Endocrine Abstracts (2009) 20 P523

Development of multiple pituitary hormone deficiency (MPHD) in pediatric patients originally diagnosed with isolated GH deficiency (IsGHD)

Werner Blum1, Cheri Deal2, Alan Zimmermann3, Elena Shavrikova4, Catherine Sampson5, Anja Ignatenko4, Christopher Child6 & Ron Rosenfeld7


1Eli Lilly and Company, Bad Homburg, Germany; 2University of Montreal, Montreal, Canada; 3Eli lilly and Company, Indianapolis, Indiana, USA; 4Pharma Support Inc., St Petersburg, Russian Federation; 5i3 Statprobe, Cary, North Carolina, USA; 6Eli Lilly and Company, Windlesham, UK; 7Lucile Packard Foundation and ProteoGenix Inc., Palo Alto, California, USA.

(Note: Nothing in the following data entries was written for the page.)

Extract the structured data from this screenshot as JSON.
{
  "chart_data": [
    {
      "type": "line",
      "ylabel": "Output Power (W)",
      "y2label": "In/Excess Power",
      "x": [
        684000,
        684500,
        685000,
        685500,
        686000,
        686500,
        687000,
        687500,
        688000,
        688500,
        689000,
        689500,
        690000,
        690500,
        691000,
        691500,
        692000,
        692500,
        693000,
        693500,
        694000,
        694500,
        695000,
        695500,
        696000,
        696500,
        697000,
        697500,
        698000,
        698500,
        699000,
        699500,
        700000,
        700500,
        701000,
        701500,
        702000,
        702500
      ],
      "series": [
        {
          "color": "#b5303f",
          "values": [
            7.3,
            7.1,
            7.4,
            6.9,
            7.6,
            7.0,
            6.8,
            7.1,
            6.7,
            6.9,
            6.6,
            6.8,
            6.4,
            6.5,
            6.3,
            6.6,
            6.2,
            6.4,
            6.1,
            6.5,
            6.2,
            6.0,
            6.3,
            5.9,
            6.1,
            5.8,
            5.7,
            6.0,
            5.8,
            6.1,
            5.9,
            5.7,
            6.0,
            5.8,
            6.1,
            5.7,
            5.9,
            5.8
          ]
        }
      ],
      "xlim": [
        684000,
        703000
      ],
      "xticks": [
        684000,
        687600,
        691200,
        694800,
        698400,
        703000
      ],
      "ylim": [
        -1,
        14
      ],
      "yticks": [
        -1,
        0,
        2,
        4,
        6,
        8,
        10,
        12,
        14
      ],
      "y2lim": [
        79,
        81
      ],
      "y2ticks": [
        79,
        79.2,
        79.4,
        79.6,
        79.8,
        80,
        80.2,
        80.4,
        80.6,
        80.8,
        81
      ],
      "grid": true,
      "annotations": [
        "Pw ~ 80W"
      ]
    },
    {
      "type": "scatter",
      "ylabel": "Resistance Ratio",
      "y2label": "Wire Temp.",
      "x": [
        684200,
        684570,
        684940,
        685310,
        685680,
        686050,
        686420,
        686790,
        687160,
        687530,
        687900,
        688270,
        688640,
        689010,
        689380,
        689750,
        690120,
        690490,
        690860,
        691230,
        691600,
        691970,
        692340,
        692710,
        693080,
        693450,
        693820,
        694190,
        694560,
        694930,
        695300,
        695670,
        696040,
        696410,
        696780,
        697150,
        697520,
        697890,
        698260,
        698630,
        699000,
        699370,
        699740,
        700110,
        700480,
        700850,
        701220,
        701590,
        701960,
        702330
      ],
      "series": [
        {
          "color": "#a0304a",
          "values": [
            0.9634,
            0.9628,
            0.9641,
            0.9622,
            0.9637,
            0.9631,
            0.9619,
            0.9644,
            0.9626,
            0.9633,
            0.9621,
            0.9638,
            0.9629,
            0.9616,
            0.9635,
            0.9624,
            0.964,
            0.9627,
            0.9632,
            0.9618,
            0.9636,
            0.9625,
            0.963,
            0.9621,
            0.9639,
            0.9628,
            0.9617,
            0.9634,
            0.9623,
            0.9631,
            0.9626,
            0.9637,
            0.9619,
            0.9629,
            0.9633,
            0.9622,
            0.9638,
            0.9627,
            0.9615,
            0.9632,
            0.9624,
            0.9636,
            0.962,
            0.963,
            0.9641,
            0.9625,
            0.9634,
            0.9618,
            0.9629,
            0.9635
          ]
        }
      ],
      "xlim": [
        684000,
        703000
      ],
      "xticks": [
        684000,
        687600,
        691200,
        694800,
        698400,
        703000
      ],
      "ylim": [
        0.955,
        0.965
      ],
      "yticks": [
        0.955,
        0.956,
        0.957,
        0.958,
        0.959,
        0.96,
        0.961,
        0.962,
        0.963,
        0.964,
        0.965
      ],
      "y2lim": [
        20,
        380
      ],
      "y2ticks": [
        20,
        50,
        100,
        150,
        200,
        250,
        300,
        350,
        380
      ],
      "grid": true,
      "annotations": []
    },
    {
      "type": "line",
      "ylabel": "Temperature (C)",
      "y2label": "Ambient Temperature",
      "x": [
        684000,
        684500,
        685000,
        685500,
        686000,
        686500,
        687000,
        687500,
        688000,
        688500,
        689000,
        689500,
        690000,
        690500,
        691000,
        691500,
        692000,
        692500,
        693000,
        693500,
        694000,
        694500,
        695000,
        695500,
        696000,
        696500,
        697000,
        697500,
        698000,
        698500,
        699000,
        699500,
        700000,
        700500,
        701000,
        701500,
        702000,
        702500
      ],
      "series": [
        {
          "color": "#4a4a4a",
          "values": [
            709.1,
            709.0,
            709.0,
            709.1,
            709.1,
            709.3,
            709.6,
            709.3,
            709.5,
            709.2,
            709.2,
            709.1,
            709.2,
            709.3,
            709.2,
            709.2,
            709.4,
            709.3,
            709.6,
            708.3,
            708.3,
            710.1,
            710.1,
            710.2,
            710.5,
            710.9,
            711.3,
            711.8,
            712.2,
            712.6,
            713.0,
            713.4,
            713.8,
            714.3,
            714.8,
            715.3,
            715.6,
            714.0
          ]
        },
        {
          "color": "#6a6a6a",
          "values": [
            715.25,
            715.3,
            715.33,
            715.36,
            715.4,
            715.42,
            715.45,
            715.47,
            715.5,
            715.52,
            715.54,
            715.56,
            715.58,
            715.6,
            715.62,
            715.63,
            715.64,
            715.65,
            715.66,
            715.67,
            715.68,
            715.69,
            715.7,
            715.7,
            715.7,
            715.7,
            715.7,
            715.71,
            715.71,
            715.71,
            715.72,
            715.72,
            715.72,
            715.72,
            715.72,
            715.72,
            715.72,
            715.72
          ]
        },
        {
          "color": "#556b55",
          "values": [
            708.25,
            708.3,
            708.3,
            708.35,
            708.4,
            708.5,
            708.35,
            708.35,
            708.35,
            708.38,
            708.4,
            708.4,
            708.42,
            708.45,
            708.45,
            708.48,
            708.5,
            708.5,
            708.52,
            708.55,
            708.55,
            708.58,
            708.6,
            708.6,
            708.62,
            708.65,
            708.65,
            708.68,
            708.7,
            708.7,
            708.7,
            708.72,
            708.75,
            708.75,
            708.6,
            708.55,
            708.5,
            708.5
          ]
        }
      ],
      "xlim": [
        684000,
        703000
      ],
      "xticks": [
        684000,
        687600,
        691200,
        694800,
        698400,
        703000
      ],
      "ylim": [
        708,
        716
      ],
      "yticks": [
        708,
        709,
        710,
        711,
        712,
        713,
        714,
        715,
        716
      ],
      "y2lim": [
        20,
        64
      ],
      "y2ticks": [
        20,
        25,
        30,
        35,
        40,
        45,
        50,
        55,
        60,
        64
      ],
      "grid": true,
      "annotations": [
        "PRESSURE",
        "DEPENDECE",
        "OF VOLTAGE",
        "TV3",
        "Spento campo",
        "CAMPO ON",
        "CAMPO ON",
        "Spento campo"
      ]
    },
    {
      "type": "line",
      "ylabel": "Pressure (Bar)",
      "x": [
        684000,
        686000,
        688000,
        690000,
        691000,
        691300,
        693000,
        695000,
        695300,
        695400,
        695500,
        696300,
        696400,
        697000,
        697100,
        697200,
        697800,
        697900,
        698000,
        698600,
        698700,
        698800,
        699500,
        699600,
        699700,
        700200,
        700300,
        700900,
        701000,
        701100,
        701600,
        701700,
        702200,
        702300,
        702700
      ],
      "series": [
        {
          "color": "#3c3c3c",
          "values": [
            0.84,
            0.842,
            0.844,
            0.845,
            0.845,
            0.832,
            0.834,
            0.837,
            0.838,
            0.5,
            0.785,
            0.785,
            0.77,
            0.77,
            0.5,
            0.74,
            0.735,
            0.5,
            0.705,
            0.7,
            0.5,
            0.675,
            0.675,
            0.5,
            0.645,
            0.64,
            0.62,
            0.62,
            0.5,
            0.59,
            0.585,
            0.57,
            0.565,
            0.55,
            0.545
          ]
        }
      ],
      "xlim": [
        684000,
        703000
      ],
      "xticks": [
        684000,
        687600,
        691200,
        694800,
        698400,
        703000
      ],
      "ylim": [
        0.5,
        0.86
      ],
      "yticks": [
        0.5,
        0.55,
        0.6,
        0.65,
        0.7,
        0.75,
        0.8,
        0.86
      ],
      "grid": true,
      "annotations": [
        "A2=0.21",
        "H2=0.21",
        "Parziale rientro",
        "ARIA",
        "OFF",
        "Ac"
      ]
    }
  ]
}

Patients originally diagnosed with IsGHD may develop additional pituitary hormone deficiencies later in life. This study aimed to identify factors that predict development of MPHD and to characterize the time course of specific hormone deficiencies. Pediatric patients with IsGHD were from an observational study (GeNeSIS). Additional hormone deficiency during follow-up was accepted, if indicated by check box on the case report forms, by an adverse event or by starting replacement therapy. Baseline characteristics of patients with at least 2 year follow-up (n=2161) suggested more severe GHD in those who developed MPHD vs. those who did not (n=108 vs 2053; mean (S.D.), P by ANOVA): age at diagnosis (8.2 (4.2) vs 9.1 (3.6) year, P=0.019), height SDS (−3.1 (1.4) vs −2.5 (0.9), P<0.001), stimulated GH peak (median (Q1; Q3)) (2.6 (1.0; 5.5) vs 7.4 (4.7; 9.9) μg/l, P<0.001). Limiting the window of observation to patients with at least 3.5 years follow-up or development of MPHD within 4.5 years revealed significantly different proportions of patients who developed MPHD in the various diagnostic sub-groups: all GHD (116/1058, 11%), idiopathic (60/785, 8%), congenital (29/128, 23%), acquired (19/48, 40%), abnormal pituitary development (20/71, 28%). Deficiency of TSH was the most frequent (75%), followed by LH/FSH (16%), ADH (10%) and ACTH (10%); no PRL deficiency; 90% had 1 additional hormone deficiency and 10% had 2. In the entire population the time (years) from diagnosis of GHD to the additional hormone deficiency (median (Q1; Q3)) was 0.9 (0.4; 2.8) for ADH, 1.4 (0.8; 3.1) for TSH, 1.8 (1.4; 2.7) for ACTH, and 5.4 (2.5; 8.6) for LH/FSH. Logistic multiple regression modeling identified the following significant (P<0.001) predictors for development of MPHD (odds ratio(95% CI)): organic cause of GHD (3.6 (2.2–6.0)) and low stimulated GH peak (0.5(0.4–0.6)).

Conclusion: In patients with IsGHD additional pituitary hormone deficiencies may develop especially in those with organic cause and severe GHD. Therefore, patients with IsGHD require continuous monitoring for development of MPHD.